The Council for Affordable Quality Healthcare (CAQH) has let out its 2015 catalog of electronic transaction adoption rates. The organization is a non-profit alliance of health plans and trade associations, which is known for developing and leading initiatives for improving healthcare. The index is released annually, and through it, CAQH tracks and reports progress made by the healthcare industry in the move from manual to electronic admin transactions.

The Health Insurance Portability and Accountability Act (HIPAA), which was passed in 1996, was meant to standardize transactions across all of healthcare, but even though such a heavy focus was placed on the privacy and security standards, there has been fairly little simplification in the objectives of the law. CAQH was formed to organize the many sectors of the healthcare industry so as to standardize and improve admin processes. The Index analyzes data from 2014 on HIPAA business transactions across healthcare, covering both health plans and healthcare providers. The 2015 Index has analyzed more than four billion individual transactions.

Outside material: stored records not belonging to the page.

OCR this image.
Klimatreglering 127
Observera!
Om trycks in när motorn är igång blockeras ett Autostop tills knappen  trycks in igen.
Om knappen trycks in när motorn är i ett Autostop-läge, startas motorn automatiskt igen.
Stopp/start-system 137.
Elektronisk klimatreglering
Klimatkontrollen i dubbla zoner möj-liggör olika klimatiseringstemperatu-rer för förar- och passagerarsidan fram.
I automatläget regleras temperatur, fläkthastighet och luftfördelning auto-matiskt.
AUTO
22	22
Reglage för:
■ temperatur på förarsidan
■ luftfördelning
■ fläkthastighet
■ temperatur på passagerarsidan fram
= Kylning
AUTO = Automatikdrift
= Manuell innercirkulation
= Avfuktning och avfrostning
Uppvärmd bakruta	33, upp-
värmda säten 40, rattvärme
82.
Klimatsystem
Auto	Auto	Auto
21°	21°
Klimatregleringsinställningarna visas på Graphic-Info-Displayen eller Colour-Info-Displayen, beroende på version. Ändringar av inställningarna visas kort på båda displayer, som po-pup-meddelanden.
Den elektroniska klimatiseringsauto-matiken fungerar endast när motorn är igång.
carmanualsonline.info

With some of the adoption rates being high, the low rates are drawing attention. One example is that of prior authorization, which specifically refers to the formal ASC X12N 278 standard. Many providers use payer-specific web portals to authorize payments, although this isn’t seen as standard electronic claim. That is in spite of it being done on an electronic transaction medium. Meanwhile, more traditional examples of manual transactions are also in existence for prior authorization transactions, like phone calls.

Medical Billing India
Alliance Of Health Plans

In terms of prior authorization, CAQH places the obligation of improving adoption rates on health plans. Based on the apparent lack of adoption by health plans of fully electronic transactions as a support structure for submission of prior authorization attachments, some providers may well have no alternative to web portals and manual processes which allow submission entailing supporting documentation.

Also evaluated by the index are the costs of each transaction, as well as estimates that $8.5 billion can be had in savings, in the event that the industry switches to exclusively using electronic business transactions. Estimates by the index show that over $31 billion is spent each year on basic business transactions with commercial health plans. A lot of this cost can be heaped at the feet of non-electronic (manual) processes like phone calls or paper claims. The data reported in the Index, by admission, cannot be used to mark a trend, owing to the observations ranging only over a few years.